Wieder einmal haben wir den Besuch von Schwiegermutter und Schatzis Oma überstanden. Ohne größere Vorfälle oder Zickereien. Es geschehen doch noch Zeichen und Wunder. Erst war fraglich ob sie überhaupt kommen weil mein Schwager zwei Tage vor der geplanten Fahrt zu uns nachts plötzlich ins Krankenhaus musste wegen Verbrennungen. Und da erst nicht klar war wie sehr ihn das beeinträchtigen wird wusste auch niemand ob alles glatt geht. Aber letztendlich kamen die beiden Grazien wie geplant bei uns an. Am 17. haben sie dann für unseren kleinen Helden Babysitter gespielt während Schatz und ich aufs Toten Hosen Konzert gegangen sind. Die Karten hatte er mir zum Geburtstag geschenkt und ich hab mich so dermaßen gefreut. Eigentlich bin ich immer bei den Konzerten wenn die Hosen in Kiel sind nur beim letzten Konzert hier konnte ich nicht weil ich da hochschwanger war darum habe ich mich gleich doppelt gefreut über die Karten weil ich die Hosen schon so lange nicht mehr live gesehen habe. Die Band und deren Musik begleitet mich schon seit 15 Jahren. Jedes Album befindet sich in meinem Besitz zusammen mit mehreren DVDs, meiner Tasse, meinem DTH Schal und meiner großen Bis zum bitteren Ende Fahne.

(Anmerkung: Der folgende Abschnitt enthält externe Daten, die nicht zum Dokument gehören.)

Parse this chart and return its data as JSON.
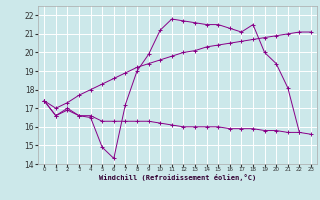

Und es war einfach…BAM. Es war mega. Schon vorher war eine super Stimmung in der Halle. Alle Generationen waren vertreten. Eine interessante Vorband. Und Campino hüpft und hoppst noch immer wie ein junger Floh über die Bühne. 4 Zugaben, alte und neue Lieder waren toll gemischt und bis auf Bis zum bitteren Ende waren alle meine Lieblingslieder dabei.

„Hey Ho, let`s go“, schallt es schon kurz vor dem Konzert so lautstark durch die Halle, dass man meinen könnte, die Ramones spielten ihren „Blitzkrieg Bop“ live auf der Bühne.

Quelle:KN-Online

Das war wirklich so. Die Stimmung war richtig klasse. Ich hatte ja gedacht das Konzert von der Friss oder Stirb Tour wäre nicht zu toppen aber ich hab mich geirrt denn das jetzt war noch geiler. Nach dem Konzert wurde natürlich der Merchandising Stand gestürmt und nun ziert ein weiteres Hosen Shirt (mein mittlerweile 5.) meinen Bestand plus Buttons, Feuerzeug und zwei Becher. Auch Schatz war begeistert so dass wir beide einfach einen ganz tollen Abend hatten.